You might want to think about things from your horse’s point of view before you label him as a lazy horse. When you ask your equine friend to do something, have you ever stopped to think about how it looks from his perspective – what’s in it for him? Thinking about things from your horse’s perspective is the best form of horse training. Many find this approach to be more helpful than anything when having to deal with lazy horses.
Surely, you’re all excited about going for a ride, but did you ever think how does your horse feel? Maybe your equine companion would rather graze on grass and hang with his pasture mates than deal with the heavy saddles, whips, spurs, and the stress of taking you for a ride on his back.
Lazy horse often just unmotivated
Horses with this character are are often labeled as stubborn horses or lazy horses, but usually they’re just unmotivated. It’s because they just don’t find much fun in what you’re asking them to do.
Why is the horse acting this way? This question should be the beginning of solving any horse behavior problem. Sometimes lazy horses are actually frightened horses or nervous horses. And occasionally the horse just has a laid back horse personality.
Important first step is understanding what’s going on with your horse and actually understanding him. After you determine that your horse is neither sick nor scared and is simply unmotivated, the next step should be to learn what motivates and excites your horse.
So, you’ve got a lazy horse? You don’t know what to do about it?
Start from yourself, think about when you feel lazy. What makes your laziness to dissapear? It’s usually in the face of something that interests you, right? Horses, much like humans, become lazy when they are unmotivated, disinterested, and bored. Barring illness, lazy horses are just unmotivated horses.
When you’re working with a lazy horse, your training approach should be to figure out what interests the horse and why the horse is unmotivated when he is with you. If you manage to do that, you’ll be surprised with how un-lazy and motivated your equine friend suddenly becomes!

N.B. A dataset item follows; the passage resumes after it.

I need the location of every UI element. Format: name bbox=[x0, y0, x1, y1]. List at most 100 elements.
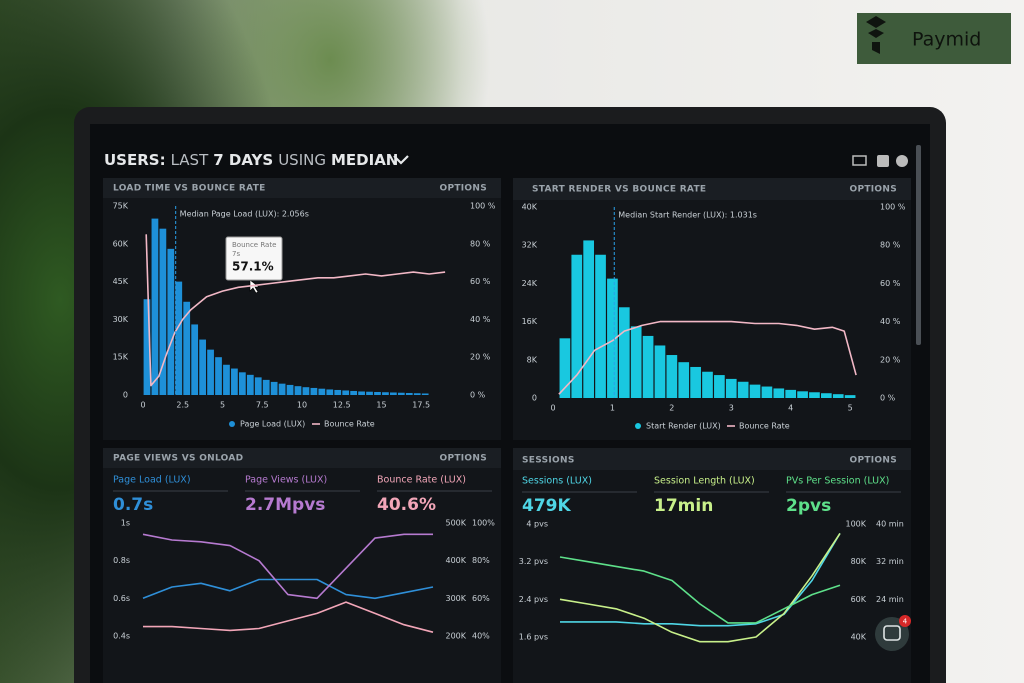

Lazy horses usually think humans are downright boring. But once you figure out what makes them tick and learn to engage them in motivating ways, you will end up with a great horse. If you can figure out what they love, even the laziest person in the world can be motivated.
If you’re asking yourself should I really have to make this much effort to “figure out” my horse? Yes, of course. Your approach should be based on developing a relationship with your equine companion, and understanding your partner, not forcing behavior change is the basis of all relationships.
The key to success with a lazy horse
Traditional horse training generally involves using more physical pressure (whips, spurs, kicking). The natural approach, on the contrary, is to understand that the key to a successful partnership with your lazy horse is mental, not physical. Physical pressure will only result in more defiance and resentment.
If you want to become your horse’s trusted partner and leader, you need to apply not physical but brain power to shift the horse’s behavior pattern. Key to success with a lazy horse are rewards for desirable behavior. This horse is wondering what’s in it for him. If you have a general rule about never giving treats (scratches, rest stops, cookies) to your horse, you might want to re-think that in this case.
Instead of rigid rules, you should seek to understand horses on an individual basis and see what works for them. Fluidity and flexibility – natural horse training at its best.